Portanto, de acordo com o ordenamento jurídico vigente, o inquérito policial é peça administrativa que tem como escopo apurar os fatos criminosos objeto da investigação, documentando as diligências em uma sequência lógica e cronológica, a fim de que sirva de subsídio ao Ministério Público, titular da ação penal, que a partir daí formará sua opinio delicti, podendo oferecer denúncia, propor arquivamento ou, se entender que os fatos não estão devidamente comprovados, nos termos do artigo 16, Código de Processo Penal, devolver os autos à autoridade policial para novas diligências, imprescindíveis ao oferecimento da denúncia. Partindo-se desta inquestionável premissa, observa-se que o inquérito policial tem natureza unidirecional, muito bem definida por Paulo Rangel, que esclarece que: “Não cabe à autoridade policial emitir nenhum juízo de valor na apuração dos fatos, como, por exemplo, que o indiciado agiu em legítima defesa ou movido por violenta emoção ao cometer o homicídio. A autoridade policial não pode (e não deve) se imiscuir nas funções do Ministério Público, muito menos do juiz, pois sua função, no exercício das suas atribuições, é meramente investigatória.”
Exatamente por esta razão, a Presidência da República vetou o §3º, do artigo 2º, da Lei Federal nº 12.830/2013, que tratava sobre a investigação criminal conduzida pelo delegado de polícia e assim dispunha: “§ 3º O delegado de polícia conduzirá a investigação criminal de acordo com seu livre convencimento técnico-jurídico, com isenção e imparcialidade.”

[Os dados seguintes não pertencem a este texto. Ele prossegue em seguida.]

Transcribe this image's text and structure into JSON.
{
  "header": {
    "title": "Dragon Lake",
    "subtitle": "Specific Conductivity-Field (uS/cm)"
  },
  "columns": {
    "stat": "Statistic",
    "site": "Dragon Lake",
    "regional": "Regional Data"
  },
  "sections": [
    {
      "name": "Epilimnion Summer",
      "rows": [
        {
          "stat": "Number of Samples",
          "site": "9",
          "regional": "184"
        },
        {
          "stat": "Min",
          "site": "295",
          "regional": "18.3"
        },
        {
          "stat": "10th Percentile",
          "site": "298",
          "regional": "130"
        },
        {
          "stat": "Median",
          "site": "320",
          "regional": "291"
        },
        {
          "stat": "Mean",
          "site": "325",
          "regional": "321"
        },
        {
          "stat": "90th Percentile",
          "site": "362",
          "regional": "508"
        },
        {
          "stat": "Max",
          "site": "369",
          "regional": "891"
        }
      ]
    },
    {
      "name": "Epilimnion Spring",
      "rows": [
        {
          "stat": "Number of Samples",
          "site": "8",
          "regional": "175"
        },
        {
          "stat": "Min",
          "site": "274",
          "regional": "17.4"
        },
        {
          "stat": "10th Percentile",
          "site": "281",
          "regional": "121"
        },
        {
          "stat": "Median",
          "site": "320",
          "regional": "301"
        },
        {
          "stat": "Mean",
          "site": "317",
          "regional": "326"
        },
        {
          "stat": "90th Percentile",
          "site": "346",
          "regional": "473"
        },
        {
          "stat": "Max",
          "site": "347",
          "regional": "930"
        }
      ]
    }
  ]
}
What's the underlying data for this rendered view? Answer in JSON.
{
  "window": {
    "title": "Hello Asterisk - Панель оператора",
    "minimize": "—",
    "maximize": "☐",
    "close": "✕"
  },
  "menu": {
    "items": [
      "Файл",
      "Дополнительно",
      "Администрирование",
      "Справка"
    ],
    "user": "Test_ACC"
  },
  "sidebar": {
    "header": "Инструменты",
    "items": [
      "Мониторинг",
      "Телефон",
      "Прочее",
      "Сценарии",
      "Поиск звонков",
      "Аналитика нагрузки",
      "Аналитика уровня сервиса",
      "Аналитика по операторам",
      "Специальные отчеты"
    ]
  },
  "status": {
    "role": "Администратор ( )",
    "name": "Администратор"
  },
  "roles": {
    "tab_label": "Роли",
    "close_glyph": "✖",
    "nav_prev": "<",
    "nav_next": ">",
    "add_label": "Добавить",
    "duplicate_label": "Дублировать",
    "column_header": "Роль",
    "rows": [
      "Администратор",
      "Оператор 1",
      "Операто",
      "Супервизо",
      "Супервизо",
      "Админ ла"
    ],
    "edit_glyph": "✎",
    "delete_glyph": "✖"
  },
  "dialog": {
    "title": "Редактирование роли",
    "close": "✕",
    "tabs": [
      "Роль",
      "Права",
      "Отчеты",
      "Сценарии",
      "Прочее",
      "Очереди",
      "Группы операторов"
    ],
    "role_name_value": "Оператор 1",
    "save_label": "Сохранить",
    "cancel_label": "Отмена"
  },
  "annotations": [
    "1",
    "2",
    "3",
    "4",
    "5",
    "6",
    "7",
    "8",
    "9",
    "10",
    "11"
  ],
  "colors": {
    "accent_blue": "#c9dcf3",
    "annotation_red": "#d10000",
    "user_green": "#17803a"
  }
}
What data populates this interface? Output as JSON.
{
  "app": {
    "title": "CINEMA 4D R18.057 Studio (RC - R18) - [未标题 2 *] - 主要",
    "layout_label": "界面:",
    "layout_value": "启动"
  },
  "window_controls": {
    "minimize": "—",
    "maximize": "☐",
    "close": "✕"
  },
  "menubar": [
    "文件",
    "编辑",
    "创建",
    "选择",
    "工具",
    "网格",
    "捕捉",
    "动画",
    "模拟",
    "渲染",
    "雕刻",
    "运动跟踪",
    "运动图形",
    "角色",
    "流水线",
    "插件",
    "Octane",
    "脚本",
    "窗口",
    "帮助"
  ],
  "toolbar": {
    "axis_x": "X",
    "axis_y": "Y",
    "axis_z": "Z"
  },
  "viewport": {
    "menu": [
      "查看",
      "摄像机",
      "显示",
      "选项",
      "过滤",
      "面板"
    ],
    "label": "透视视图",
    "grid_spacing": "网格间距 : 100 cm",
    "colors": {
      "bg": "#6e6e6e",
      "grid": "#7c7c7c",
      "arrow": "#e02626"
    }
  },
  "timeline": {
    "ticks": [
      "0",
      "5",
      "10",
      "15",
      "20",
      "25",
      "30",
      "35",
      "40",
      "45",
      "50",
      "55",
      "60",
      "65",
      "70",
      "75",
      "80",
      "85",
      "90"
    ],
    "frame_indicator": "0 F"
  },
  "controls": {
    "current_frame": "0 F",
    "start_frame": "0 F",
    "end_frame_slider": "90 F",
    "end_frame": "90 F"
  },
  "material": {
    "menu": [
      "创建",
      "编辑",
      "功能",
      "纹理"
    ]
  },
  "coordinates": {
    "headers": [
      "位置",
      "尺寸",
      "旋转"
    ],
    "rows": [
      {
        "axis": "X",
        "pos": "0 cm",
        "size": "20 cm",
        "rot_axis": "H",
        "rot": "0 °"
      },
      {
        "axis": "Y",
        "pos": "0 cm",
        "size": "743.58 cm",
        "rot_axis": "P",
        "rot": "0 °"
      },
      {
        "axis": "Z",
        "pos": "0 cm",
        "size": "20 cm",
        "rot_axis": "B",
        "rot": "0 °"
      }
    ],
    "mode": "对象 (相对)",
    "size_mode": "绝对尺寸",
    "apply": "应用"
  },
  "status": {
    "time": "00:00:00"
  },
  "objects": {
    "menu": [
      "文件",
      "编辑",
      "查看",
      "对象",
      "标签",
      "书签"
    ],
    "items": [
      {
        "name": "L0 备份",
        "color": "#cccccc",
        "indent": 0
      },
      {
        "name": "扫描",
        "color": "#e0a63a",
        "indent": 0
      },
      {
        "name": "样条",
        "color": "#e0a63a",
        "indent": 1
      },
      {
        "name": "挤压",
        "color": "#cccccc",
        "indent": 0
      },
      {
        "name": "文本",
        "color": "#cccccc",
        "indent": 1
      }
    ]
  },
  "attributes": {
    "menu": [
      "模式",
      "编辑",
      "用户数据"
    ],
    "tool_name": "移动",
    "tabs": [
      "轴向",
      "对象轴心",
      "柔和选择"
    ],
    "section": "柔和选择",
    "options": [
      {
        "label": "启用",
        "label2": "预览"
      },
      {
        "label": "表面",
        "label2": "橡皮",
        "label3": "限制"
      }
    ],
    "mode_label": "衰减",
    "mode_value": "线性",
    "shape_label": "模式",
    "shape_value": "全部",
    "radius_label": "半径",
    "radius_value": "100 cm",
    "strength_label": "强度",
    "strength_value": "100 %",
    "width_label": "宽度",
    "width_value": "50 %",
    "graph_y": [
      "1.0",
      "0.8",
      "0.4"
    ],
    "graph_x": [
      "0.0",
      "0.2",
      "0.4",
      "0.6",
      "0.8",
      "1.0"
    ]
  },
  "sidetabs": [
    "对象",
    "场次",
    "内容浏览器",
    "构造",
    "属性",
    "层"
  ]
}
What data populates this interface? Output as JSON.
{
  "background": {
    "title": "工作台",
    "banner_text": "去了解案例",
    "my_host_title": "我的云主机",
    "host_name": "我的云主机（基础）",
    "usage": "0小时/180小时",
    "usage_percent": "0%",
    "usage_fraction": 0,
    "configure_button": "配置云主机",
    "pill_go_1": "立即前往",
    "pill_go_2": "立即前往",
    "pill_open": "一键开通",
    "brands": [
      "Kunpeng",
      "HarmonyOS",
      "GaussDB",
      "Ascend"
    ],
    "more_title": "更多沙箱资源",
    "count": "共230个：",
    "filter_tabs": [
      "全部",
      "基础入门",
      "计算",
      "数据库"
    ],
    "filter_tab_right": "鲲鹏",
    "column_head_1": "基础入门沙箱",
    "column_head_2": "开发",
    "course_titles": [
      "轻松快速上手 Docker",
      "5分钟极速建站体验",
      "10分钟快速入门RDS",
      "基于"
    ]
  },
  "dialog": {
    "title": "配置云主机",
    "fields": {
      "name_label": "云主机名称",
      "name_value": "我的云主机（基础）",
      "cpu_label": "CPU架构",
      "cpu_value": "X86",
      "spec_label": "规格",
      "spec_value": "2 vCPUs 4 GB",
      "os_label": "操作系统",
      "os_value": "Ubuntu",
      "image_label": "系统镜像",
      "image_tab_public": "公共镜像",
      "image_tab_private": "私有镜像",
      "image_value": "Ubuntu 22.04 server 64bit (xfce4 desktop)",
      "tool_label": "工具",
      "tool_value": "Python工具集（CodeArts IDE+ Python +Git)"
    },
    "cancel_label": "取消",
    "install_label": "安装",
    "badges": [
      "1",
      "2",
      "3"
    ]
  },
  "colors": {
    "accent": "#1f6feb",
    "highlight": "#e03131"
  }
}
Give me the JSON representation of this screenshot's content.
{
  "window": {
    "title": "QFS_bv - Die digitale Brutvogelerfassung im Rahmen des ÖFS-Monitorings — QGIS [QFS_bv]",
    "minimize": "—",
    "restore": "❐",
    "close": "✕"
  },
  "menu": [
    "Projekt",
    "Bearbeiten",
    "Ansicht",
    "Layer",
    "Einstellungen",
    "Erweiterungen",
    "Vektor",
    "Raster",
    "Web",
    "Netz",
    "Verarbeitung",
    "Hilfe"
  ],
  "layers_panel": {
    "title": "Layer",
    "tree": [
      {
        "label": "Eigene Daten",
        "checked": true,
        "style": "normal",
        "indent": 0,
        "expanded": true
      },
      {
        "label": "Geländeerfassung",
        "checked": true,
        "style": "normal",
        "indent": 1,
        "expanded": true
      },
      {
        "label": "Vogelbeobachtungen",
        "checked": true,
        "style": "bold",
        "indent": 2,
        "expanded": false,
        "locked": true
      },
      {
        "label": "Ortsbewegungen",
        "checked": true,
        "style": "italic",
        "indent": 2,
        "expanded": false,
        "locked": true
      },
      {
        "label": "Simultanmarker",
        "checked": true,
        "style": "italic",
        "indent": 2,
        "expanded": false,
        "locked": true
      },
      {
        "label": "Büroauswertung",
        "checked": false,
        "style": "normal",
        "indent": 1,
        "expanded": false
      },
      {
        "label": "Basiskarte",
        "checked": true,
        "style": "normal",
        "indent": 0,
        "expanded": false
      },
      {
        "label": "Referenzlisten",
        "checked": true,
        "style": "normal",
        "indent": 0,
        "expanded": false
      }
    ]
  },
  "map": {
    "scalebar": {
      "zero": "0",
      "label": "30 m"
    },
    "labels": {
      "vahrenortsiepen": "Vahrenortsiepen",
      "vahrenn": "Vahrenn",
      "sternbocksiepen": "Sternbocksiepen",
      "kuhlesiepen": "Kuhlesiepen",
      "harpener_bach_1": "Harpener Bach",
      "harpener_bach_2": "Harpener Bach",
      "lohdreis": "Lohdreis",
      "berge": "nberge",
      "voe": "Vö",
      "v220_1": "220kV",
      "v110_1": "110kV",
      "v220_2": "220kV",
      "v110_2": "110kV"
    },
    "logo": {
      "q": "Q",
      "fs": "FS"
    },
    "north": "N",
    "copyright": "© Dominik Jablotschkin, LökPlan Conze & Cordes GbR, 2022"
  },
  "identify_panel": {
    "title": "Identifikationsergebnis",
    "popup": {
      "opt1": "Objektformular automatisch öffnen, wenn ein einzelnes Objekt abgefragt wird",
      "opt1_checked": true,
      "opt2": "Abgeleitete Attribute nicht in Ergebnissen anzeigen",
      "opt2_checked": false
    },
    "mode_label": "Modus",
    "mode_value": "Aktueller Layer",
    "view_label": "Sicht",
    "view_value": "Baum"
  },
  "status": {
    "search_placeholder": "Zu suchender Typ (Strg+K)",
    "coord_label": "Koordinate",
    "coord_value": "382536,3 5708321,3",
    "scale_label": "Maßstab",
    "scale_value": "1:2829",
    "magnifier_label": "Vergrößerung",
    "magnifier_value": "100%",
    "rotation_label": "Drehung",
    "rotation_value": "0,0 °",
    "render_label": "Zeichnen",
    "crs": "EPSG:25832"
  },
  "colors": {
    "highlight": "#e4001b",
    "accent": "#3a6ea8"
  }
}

Seguem as razões do veto presidencial: “Da forma como o dispositivo foi redigido, a referência ao convencimento técnico-jurídico poderia sugerir um conflito com as atribuições investigativas de outras instituições, previstas na Constituição Federal e no Código de Processo Penal. Desta forma, é preciso buscar uma solução redacional que assegure as prerrogativas funcionais dos delegados de polícias e a convivência harmoniosa entre as instituições responsáveis pela persecução penal”.
Nesse sentido, não há como vislumbrar que se tenha independência funcional na atuação da autoridade policial sem que isso interfira diretamente nas atribuições do Ministério Público enquanto titular da ação penal (artigo 129, incisos I e VIII da CR)[2]. Isto porque, qualquer juízo de valor emitido durante a fase inquisitorial pela autoridade policial com base em sua “livre convicção” importará em análise incumbida constitucionalmente ao Ministério Público, bem como afetará a imparcialidade necessária à peça inquisitorial.
Deste modo, o §6º, do artigo 128, da Constituição do Estado do Espírito Santo, inserido pela EC 95/2013, cria, em verdade, um estado policial, ao estabelecer poderes ilimitados à autoridade policial, sem se que institua qualquer controle, afetando diretamente prerrogativas que pela Constituição são concedidas ao Ministério Público, instituição essencial à função jurisdicional.
Referido artigo afronta a própria estrutura do sistema jurídico estabelecido constitucionalmente, em que cada instituição possui atribuições próprias e já delimitadas pela Constituição da República. Ademais, o dispositivo acima, ao estabelecer a “livre convicção” na condução da investigação criminal, impede o controle externo da autoridade policial, e deturpa a função da polícia judiciária, em flagrante violação ao disposto no artigo 129, inciso VII, da Constituição da República.